Disclaimer 2: I am not saying that you should continually second-guess the compiler. It probably isn't practical and necessary in most cases. But don't assume it produces perfect code.
Edit 1: If you are talking about plain local variables (not function arguments), then yes, the compiler will allocate them in the registers or on the stack as it sees fit.
Edit 2: It appears that calling convention is architecture-specific, and MIPS will pass the first four arguments on the stack, as Richard Pennington has stated in his answer. So in your case you don't have to specify the extra attribute (which is in fact an x86-specific attribute.)
Yes, a good, optimizing C/C++ will optimize that. And even MUCH more: See here: Felix von Leitners Compiler Survey.
A normal C/C++ compiler will not put every variable on the stack anyway. The problem with your foo() function could be that the variable could get passed via the stack to the function (the ABI of your system (hardware/OS) defines that).
With C's register keyword you can give the compiler a hint that it would probably be good to store a variable in a register. Sample:
register int x = 10;
But remember: The compiler is free not to store x in a register if it wants to!
The answer is yes, maybe.

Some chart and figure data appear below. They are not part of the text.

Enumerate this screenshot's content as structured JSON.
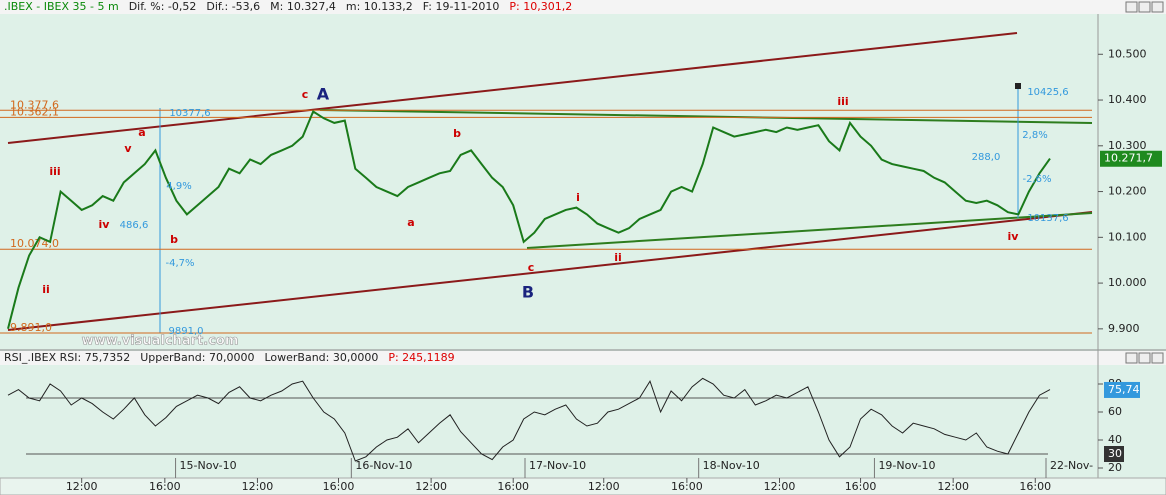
{
  "chart_data": [
    {
      "type": "line",
      "header": [
        ".IBEX - IBEX 35 -  5 m",
        "Dif. %: -0,52",
        "Dif.: -53,6",
        "M: 10.327,4",
        "m: 10.133,2",
        "F: 19-11-2010",
        "P: 10,301,2"
      ],
      "series": [
        {
          "color": "#1a7a1a",
          "values": [
            9900,
            9990,
            10060,
            10100,
            10090,
            10200,
            10180,
            10160,
            10170,
            10190,
            10180,
            10220,
            10240,
            10260,
            10290,
            10230,
            10180,
            10150,
            10170,
            10190,
            10210,
            10250,
            10240,
            10270,
            10260,
            10280,
            10290,
            10300,
            10320,
            10375,
            10360,
            10350,
            10355,
            10250,
            10230,
            10210,
            10200,
            10190,
            10210,
            10220,
            10230,
            10240,
            10245,
            10280,
            10290,
            10260,
            10230,
            10210,
            10170,
            10090,
            10110,
            10140,
            10150,
            10160,
            10165,
            10150,
            10130,
            10120,
            10110,
            10120,
            10140,
            10150,
            10160,
            10200,
            10210,
            10200,
            10260,
            10340,
            10330,
            10320,
            10325,
            10330,
            10335,
            10330,
            10340,
            10335,
            10340,
            10345,
            10310,
            10290,
            10350,
            10320,
            10300,
            10270,
            10260,
            10255,
            10250,
            10245,
            10230,
            10220,
            10200,
            10180,
            10175,
            10180,
            10170,
            10155,
            10150,
            10200,
            10240,
            10272
          ]
        }
      ],
      "ylim": [
        9880,
        10588
      ],
      "yticks": [
        {
          "value": 9900,
          "label": "9.900"
        },
        {
          "value": 10000,
          "label": "10.000"
        },
        {
          "value": 10100,
          "label": "10.100"
        },
        {
          "value": 10200,
          "label": "10.200"
        },
        {
          "value": 10300,
          "label": "10.300"
        },
        {
          "value": 10400,
          "label": "10.400"
        },
        {
          "value": 10500,
          "label": "10.500"
        }
      ],
      "last_price": {
        "value": 10271.7,
        "label": "10.271,7"
      },
      "levels": [
        {
          "value": 10377.6,
          "label": "10.377,6"
        },
        {
          "value": 10362.1,
          "label": "10.362,1"
        },
        {
          "value": 10074.0,
          "label": "10.074,0"
        },
        {
          "value": 9891.0,
          "label": "9.891,0"
        }
      ],
      "annotations": [
        "A",
        "B",
        "c",
        "b",
        "a",
        "c",
        "iii",
        "ii",
        "iv",
        "iii",
        "v",
        "a",
        "b",
        "i",
        "ii",
        "iv",
        "10377,6",
        "486,6",
        "-4,7%",
        "9891,0",
        "4,9%",
        "10425,6",
        "2,8%",
        "288,0",
        "-2,6%",
        "10137,6",
        "www.visualchart.com"
      ]
    },
    {
      "type": "line",
      "header": [
        "RSI_.IBEX RSI: 75,7352",
        "UpperBand: 70,0000",
        "LowerBand: 30,0000",
        "P: 245,1189"
      ],
      "series": [
        {
          "color": "#222222",
          "values": [
            72,
            76,
            70,
            68,
            80,
            75,
            65,
            70,
            66,
            60,
            55,
            62,
            70,
            58,
            50,
            56,
            64,
            68,
            72,
            70,
            66,
            74,
            78,
            70,
            68,
            72,
            75,
            80,
            82,
            70,
            60,
            55,
            45,
            25,
            28,
            35,
            40,
            42,
            48,
            38,
            45,
            52,
            58,
            46,
            38,
            30,
            26,
            35,
            40,
            55,
            60,
            58,
            62,
            65,
            55,
            50,
            52,
            60,
            62,
            66,
            70,
            82,
            60,
            75,
            68,
            78,
            84,
            80,
            72,
            70,
            76,
            65,
            68,
            72,
            70,
            74,
            78,
            60,
            40,
            28,
            35,
            55,
            62,
            58,
            50,
            45,
            52,
            50,
            48,
            44,
            42,
            40,
            45,
            35,
            32,
            30,
            45,
            60,
            72,
            76
          ]
        }
      ],
      "ylim": [
        18,
        89
      ],
      "yticks": [
        20,
        40,
        60,
        80
      ],
      "bands": [
        30,
        70
      ],
      "last_value": {
        "value": 75.74,
        "label": "75,74"
      },
      "band_tag": 30,
      "xlim": [
        0,
        99
      ],
      "xticks": [
        {
          "value": 7.0,
          "label": "12:00"
        },
        {
          "value": 14.9,
          "label": "16:00"
        },
        {
          "value": 23.7,
          "label": "12:00"
        },
        {
          "value": 31.4,
          "label": "16:00"
        },
        {
          "value": 40.2,
          "label": "12:00"
        },
        {
          "value": 48.0,
          "label": "16:00"
        },
        {
          "value": 56.6,
          "label": "12:00"
        },
        {
          "value": 64.5,
          "label": "16:00"
        },
        {
          "value": 73.3,
          "label": "12:00"
        },
        {
          "value": 81.0,
          "label": "16:00"
        },
        {
          "value": 89.8,
          "label": "12:00"
        },
        {
          "value": 97.6,
          "label": "16:00"
        }
      ],
      "date_ticks": [
        {
          "value": 16.3,
          "label": "15-Nov-10"
        },
        {
          "value": 33.0,
          "label": "16-Nov-10"
        },
        {
          "value": 49.5,
          "label": "17-Nov-10"
        },
        {
          "value": 66.0,
          "label": "18-Nov-10"
        },
        {
          "value": 82.7,
          "label": "19-Nov-10"
        },
        {
          "value": 99.0,
          "label": "22-Nov-"
        }
      ]
    }
  ]
}
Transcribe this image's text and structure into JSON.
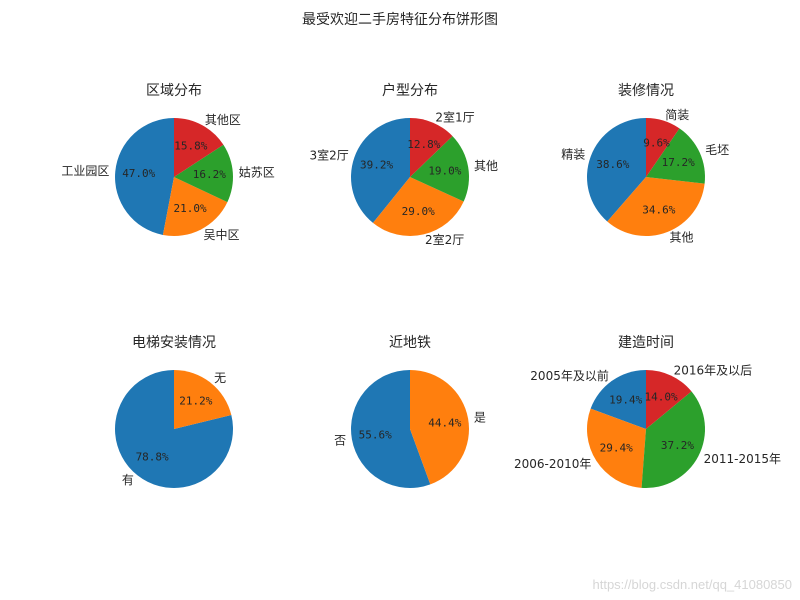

It depends on the compiler, the optimization level, and the target processor.
In the case of the mips, the first four parameters, if small, are passed in registers and the return value is returned in a register. So your example has no requirement to allocate anything on the stack.
Actually, truth is stranger than fiction. In your case the parameter is returned unchanged: the value returned is that of n before the ++ operator:
foo:
.frame $sp,0,$ra
.mask 0x00000000,0
.fmask 0x00000000,0
addu $2, $zero, $4
jr $ra
nop
Since your example foo function is an identity function (it just returns it's argument), my C++ compiler (VS 2008) completely removes this function call. If I change it to:
int foo( int n ) {
return ++n;
}
the compiler inlines this with
lea edx, [eax+1]
Yes, The registers are used in C++. The MDR (memory data registers) contains the data being fetched and stored. For example, to retrieve the contents of cell 123, we would load the value 123 (in binary) into the MAR and perform a fetch operation. When the operation is done, a copy of the contents of cell 123 would be in the MDR. To store the value 98 into cell 4, we load a 4 into the MAR and a 98 into the MDR and perform a store. When the operation is completed the contents of cell 4 will have been set to 98, by discarding whatever was there previously. The data & address registers work with them to achieve this. In C++ too, when we initialize a var with a value or ask its value, the same phenomena Happens.
And, One More Thing, Modern Compilers also perform Register Allocation, which is kinda faster than memory allocation.